Before initiating coverage, sell-side equity research analysts check whether institutions will consider buying the relevant stock, because commissions received by their sales and trading colleagues from stock trades ultimately finance the research. Analyst coverage confers legitimacy and is an indication that a stock is of institutional quality. Institutions can take large positions that absorb overhang (inclusive of dilutive securities or large blocks of stock available for sale), increase volume and, most importantly, drive up the price. Analyst coverage is all the more coveted because more than 22% of all listed stocks — one out of every five in the U.S. — have no coverage.
The Global Settlement also has completely changed how Wall Street delivers equity research and what is valued by institutional investors. Today, premium services such as investor conferences and access to an issuer's management have become much more highly valued. Investors seem to prefer direct interaction with CEOs and CFOs over traditional written research. With the Global Settlement's severing of the ties to investment banking and the associated loss of banking revenue, research departments, which are exceptionally costly to operate, had to develop this “premium services” model as the means to more fully monetize their platforms.
Despite the radically changed nature of equity research, it continues to be valued by buy-side institutions. However, until equity research and analyst coverage becomes economically viable for Wall Street to make it available to the one out of four public company stocks without meaningful analyst coverage, orphaned public stocks will remain a major public policy dilemma.
But with commissions compressed and trading spreads decimated by market reforms in 1997 and 1998, and the advent of decimalization in 2001, Wall Street has no economic incentive to staff up the sales, trading and research desks to cover these smaller public companies, and that's bad for everyone.
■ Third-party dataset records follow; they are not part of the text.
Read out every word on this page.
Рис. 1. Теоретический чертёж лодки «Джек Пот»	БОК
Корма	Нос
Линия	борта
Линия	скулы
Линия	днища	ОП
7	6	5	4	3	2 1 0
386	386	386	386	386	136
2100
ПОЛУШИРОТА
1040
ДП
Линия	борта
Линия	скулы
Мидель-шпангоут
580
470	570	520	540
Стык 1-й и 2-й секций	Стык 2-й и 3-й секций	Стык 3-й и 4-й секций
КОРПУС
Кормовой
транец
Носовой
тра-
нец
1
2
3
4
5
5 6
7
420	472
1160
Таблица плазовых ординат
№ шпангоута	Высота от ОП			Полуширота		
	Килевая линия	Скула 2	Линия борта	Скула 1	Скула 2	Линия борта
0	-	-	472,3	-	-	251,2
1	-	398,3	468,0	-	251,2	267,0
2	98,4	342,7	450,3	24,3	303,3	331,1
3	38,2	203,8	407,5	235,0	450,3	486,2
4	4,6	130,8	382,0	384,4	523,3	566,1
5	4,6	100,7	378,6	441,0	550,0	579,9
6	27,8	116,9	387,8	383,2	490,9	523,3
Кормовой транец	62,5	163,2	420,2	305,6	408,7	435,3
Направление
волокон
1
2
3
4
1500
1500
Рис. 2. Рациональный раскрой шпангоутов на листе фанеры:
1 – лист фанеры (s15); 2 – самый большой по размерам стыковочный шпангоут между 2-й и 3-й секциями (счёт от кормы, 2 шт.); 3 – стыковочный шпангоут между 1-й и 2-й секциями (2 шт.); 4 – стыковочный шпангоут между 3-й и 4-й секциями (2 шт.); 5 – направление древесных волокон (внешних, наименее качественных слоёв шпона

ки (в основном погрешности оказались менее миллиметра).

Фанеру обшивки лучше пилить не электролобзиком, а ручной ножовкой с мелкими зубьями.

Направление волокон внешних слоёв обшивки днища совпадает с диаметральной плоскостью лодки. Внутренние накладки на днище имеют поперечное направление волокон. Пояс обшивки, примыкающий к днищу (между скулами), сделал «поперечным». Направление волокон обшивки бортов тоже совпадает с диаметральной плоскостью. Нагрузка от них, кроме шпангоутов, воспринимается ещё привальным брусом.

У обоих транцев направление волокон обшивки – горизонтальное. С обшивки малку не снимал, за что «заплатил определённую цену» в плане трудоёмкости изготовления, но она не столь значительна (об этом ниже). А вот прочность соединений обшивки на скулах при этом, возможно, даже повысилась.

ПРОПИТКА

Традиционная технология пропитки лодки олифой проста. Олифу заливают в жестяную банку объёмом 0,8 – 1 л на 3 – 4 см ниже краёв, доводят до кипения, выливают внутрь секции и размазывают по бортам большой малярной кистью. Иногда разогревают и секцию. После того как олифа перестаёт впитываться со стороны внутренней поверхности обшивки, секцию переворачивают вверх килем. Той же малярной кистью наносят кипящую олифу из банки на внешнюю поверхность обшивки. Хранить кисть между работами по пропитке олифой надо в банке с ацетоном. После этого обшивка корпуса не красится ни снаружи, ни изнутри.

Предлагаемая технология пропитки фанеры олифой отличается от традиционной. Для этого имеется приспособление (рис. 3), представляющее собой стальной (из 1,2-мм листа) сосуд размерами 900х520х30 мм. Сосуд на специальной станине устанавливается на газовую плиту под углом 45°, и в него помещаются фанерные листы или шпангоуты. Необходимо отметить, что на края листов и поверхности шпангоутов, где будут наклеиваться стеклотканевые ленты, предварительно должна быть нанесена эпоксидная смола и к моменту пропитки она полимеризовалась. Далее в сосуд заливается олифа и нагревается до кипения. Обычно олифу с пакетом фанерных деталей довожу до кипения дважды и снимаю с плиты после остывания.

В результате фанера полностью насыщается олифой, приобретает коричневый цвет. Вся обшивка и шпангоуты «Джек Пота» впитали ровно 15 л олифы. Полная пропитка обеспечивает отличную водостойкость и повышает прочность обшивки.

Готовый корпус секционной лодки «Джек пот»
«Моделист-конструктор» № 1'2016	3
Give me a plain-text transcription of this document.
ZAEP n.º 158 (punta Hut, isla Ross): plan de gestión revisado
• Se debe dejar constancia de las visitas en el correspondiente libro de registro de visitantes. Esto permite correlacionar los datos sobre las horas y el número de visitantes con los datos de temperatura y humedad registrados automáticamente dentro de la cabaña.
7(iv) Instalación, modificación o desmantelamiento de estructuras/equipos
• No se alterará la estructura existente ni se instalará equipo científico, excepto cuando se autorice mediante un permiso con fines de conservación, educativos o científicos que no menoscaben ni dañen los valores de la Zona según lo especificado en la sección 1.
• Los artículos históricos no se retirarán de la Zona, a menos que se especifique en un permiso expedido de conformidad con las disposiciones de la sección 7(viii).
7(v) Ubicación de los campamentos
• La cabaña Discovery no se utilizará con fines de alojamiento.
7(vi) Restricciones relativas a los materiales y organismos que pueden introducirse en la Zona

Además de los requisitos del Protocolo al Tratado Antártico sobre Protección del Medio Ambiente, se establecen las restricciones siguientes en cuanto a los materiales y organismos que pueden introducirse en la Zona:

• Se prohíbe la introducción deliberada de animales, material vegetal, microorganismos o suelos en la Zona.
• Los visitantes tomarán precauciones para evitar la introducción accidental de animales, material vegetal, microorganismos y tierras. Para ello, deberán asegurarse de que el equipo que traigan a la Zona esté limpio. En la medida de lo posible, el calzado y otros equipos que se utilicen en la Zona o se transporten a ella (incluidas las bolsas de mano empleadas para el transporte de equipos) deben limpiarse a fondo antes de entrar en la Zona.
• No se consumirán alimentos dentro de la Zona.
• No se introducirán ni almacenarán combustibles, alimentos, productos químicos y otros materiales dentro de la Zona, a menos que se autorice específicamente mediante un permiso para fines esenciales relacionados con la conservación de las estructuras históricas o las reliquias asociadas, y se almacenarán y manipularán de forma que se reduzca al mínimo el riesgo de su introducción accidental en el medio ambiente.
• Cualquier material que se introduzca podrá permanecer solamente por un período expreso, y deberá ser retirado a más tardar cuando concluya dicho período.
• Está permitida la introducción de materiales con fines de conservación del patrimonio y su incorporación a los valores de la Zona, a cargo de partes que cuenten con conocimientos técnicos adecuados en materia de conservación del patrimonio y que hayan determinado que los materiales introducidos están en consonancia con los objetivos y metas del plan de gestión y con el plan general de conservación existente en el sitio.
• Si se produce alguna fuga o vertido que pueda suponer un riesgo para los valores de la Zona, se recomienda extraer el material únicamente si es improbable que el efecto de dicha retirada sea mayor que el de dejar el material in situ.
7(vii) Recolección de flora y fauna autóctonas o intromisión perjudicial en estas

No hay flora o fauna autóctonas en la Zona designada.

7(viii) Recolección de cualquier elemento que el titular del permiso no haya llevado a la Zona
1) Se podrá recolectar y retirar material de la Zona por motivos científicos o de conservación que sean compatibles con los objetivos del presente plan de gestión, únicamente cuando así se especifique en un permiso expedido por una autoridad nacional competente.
A simple solution would be a program that permits tick sizes (the minimum trading size for stocks) of 5 cents, 10 cents and 25 cents for smaller stocks. Tick size reform must be the most crucial element of any market structure reform, and we believe this program will be the most effective means to adequately compensate Wall Street to cover orphaned stocks and, more importantly, to provide a needed catalyst to the small-cap IPO market and our country's job creation engine.
Changing tick sizes is not a panacea, but it could represent a meaningful beginning. Of course, more work remains in implementing certain provisions of the JOBS Act, or Jumpstart Our Business Startups Act, and passing legislation that completely eliminates any post-IPO quiet period and allows all existing public companies that meet the criteria for an “emerging growth company” to take advantage of the JOBS Act provisions.
Taken together, three reforms — elimination of the quiet period for equity research, issuer controlled tick sizes and the application of emerging growth company status to existing public companies that qualify — would provide the shot in the arm so desperately needed by the U.S. equity capital markets. The result would be the resurrection of the small-cap IPO — the greatest job creation engine in history. n
Timothy J. Keating is CEO of Keating Capital Inc. and president of Keating Investments LLC, both of Greenwood Village, Colo. Keating Investments is the investment adviser to Keating Capital, a publicly traded business development company specializing in making pre-IPO investments in emerging growth companies.